THE MARQUESS OF CLANRICARDE
hoped the Indian Government was not quite so bad as noble Lords opposite supposed. If so, what was the good of having an Indian Council at all? He had always heard this old song, that India should be governed in India; but practically they were always governing it from England. A Council formed of men of Indian expe- 1491 rience was appointed here, and then they sent out a gentleman, who had never been in India in his life, and in a few months he proposed that the whole population should be taxed. He hoped the speech of Mr. Wilson would be laid before the House. It must have come home, or been commented on in some Minute of the Council in Leadenhall Street. Or, if not, it might be made the subject of some innocent Minute, to which the speech might be added as an inclosure, and thus laid before the House. He hoped the whole subject, one of the very gravest importance, would be brought regularly before them.
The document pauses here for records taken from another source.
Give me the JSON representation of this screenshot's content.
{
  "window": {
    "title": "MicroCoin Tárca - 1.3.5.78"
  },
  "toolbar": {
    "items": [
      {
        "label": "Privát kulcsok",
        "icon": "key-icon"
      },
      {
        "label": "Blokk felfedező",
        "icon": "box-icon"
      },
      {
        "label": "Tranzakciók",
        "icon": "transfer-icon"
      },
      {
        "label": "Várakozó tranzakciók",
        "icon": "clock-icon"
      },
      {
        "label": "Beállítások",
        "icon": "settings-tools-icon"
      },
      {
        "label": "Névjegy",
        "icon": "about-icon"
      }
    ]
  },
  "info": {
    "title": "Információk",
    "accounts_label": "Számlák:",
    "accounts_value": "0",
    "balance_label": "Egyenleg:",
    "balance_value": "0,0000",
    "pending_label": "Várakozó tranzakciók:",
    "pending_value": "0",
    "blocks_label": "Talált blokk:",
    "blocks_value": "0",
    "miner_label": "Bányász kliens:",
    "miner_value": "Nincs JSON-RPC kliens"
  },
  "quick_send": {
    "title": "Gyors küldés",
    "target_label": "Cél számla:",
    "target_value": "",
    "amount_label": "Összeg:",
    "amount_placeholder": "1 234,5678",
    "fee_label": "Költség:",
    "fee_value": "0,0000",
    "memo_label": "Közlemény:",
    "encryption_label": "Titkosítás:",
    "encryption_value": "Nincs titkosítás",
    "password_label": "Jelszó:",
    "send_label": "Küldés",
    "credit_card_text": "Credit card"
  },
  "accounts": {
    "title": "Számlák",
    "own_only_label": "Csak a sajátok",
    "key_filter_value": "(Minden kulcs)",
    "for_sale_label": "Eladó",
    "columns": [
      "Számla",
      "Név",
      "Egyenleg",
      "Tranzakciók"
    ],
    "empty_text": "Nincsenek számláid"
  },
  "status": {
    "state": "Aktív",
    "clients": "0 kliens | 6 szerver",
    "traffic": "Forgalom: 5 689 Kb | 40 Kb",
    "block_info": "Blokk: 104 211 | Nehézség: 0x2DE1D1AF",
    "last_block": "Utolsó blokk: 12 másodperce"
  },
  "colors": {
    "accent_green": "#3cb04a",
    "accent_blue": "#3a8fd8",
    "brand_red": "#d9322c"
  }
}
asked, whether it was intended to form a staff corps of officers for India; and whether officers of the Indian army would be allowed to exchange into the Queen's Army?
THE DUKE OF ARGYLL
stated (as we understood) that there would be a staff Organized for India; and that the other point had not been decided.
§ THE EARL OF ELLENBOROUGH
suggested that the noble Marquess (the Marquess of Clanricarde) should move for the production of the documents he had referred to. If the Indian Council had any opinion on the subject, it was right that the House should know it.
THE MARQUESS OF CLANRICARDE
said, he was disposed to do so. The House had a right to know their opinions. They had been appointed to assist the Secretary of State, and he ought to be able to rely on their advice.
§ Motion agreed, to.
§ House adjourned at half-past Seven o'clock, till To-morrow, half-past Ten o'clock.